By the same token, if the patient allows healthcare professionals to go ahead with treatment, but they have not been fully informed about the relevant procedure and what it entails, then we have consent, but not informed consent.

Informed consent is an important principle because it is based upon respect for the autonomy of the individual. Ultimately, it is the patient's body that is affected by treatment, some of which can be quite invasive or involve serious risks and potential side effects. And so it is only right and proper that they are the one who gets to decide what treatment they should undergo. It is the patient's body, and so it is the patient's decision.

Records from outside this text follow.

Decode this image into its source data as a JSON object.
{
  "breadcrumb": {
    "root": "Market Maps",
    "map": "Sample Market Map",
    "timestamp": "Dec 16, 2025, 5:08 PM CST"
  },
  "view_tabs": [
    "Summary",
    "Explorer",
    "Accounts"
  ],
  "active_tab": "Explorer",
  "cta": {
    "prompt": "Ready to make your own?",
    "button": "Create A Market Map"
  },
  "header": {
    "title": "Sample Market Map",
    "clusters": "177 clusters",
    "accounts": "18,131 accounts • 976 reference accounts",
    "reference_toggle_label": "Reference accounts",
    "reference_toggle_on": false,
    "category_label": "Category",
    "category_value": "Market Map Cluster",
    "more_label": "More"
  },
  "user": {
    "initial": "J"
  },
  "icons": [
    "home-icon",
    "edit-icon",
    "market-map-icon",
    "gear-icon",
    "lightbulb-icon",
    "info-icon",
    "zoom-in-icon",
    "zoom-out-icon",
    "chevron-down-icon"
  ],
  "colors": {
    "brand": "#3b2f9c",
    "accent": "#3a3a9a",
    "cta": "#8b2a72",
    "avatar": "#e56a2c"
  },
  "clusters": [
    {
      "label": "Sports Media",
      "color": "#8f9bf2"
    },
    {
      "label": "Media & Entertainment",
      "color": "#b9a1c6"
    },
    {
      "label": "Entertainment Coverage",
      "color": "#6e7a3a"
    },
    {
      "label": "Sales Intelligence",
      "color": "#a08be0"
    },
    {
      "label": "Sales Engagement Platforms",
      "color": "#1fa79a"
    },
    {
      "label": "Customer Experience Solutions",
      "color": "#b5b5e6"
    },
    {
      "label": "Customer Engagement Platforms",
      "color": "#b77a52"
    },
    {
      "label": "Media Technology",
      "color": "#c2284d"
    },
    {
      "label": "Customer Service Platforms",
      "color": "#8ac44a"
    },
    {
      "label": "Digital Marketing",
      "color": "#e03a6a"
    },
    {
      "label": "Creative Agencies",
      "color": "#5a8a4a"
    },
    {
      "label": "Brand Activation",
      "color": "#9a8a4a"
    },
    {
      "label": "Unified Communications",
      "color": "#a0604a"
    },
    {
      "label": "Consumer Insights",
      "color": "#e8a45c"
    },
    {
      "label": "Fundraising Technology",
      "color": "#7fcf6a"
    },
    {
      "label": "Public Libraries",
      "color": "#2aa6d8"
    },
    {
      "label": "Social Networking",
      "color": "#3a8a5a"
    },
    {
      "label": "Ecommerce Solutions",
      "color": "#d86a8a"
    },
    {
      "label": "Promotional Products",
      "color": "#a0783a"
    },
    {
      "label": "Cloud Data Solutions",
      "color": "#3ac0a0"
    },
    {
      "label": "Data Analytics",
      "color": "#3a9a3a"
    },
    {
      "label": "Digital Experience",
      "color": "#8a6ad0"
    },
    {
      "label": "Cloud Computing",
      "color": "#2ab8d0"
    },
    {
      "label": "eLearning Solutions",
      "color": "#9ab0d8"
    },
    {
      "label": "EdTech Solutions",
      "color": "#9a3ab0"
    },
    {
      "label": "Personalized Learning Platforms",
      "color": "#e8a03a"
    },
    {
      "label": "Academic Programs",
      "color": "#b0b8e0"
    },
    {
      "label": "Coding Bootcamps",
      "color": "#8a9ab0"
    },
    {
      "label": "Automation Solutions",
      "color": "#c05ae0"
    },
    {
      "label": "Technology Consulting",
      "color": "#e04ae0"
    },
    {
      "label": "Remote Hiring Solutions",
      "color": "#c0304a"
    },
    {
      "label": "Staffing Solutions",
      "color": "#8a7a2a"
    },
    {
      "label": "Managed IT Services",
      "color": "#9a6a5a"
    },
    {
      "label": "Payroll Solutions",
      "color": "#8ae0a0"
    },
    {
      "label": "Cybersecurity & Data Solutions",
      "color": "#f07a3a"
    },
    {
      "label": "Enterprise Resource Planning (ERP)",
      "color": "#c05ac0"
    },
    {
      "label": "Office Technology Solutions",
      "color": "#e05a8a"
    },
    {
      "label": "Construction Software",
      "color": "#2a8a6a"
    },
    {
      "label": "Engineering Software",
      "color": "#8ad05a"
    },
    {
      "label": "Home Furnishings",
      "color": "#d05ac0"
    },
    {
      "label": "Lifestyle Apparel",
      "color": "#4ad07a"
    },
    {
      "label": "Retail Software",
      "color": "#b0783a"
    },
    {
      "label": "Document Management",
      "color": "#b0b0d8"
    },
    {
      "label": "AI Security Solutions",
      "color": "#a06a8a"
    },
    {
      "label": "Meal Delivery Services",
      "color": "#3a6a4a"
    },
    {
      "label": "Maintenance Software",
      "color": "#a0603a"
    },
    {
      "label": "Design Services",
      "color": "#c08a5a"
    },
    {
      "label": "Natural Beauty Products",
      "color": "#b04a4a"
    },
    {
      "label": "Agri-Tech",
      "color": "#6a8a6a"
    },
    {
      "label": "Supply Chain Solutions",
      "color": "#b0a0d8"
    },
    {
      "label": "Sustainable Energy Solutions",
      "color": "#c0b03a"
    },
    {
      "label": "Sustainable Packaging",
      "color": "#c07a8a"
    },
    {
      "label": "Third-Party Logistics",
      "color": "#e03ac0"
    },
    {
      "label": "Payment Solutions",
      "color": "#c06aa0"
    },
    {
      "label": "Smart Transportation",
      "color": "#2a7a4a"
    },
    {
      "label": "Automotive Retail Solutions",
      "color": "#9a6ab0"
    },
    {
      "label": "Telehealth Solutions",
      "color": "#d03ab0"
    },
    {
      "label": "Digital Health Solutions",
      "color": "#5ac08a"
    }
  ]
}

If informed consent were not forthcoming, then we'd have a situation whereby medical professionals would be imposing a course of treatment that may not always be in the patient's best interests. Violation of this vital principle of medical ethics calls to mind numerous aberrations from the none-too-distant past, when experiments were carried out on unsuspecting patients, many of them poor or from racial minorities, whose long-term health was damaged as a result.

The notion of informed consent is ably illustrated by the case of Henrietta Lacks. She did not give the medical authorities informed consent to remove her cells. Her family didn't even know about the existence of her cells until twenty years after her death.

Henrietta's cells were removed when she was undergoing treatment for cervical cancer. Doctors believed that these cells could live and grow, thus revolutionizing the treatment of polio and cancer, among other ailments. And though they were right to think this was the case, criticism can still be made of their actions as violating Henrietta's moral autonomy and agency as a human being.

Here we see one of many examples in the medical field in which there is a clash between vitally important goals that raises profound questions of medical ethics.

On one hand, there is the goal of treating serious illness. On the other, there is the goal of protecting the rights of the individual. In the case of Henrietta Lacks, the clinicians concerned chose to pursue the former goal in violation of the latter. In doing so, they may have advanced the cause of medical science, but they did so at the cost of a significant breach of privacy and autonomy.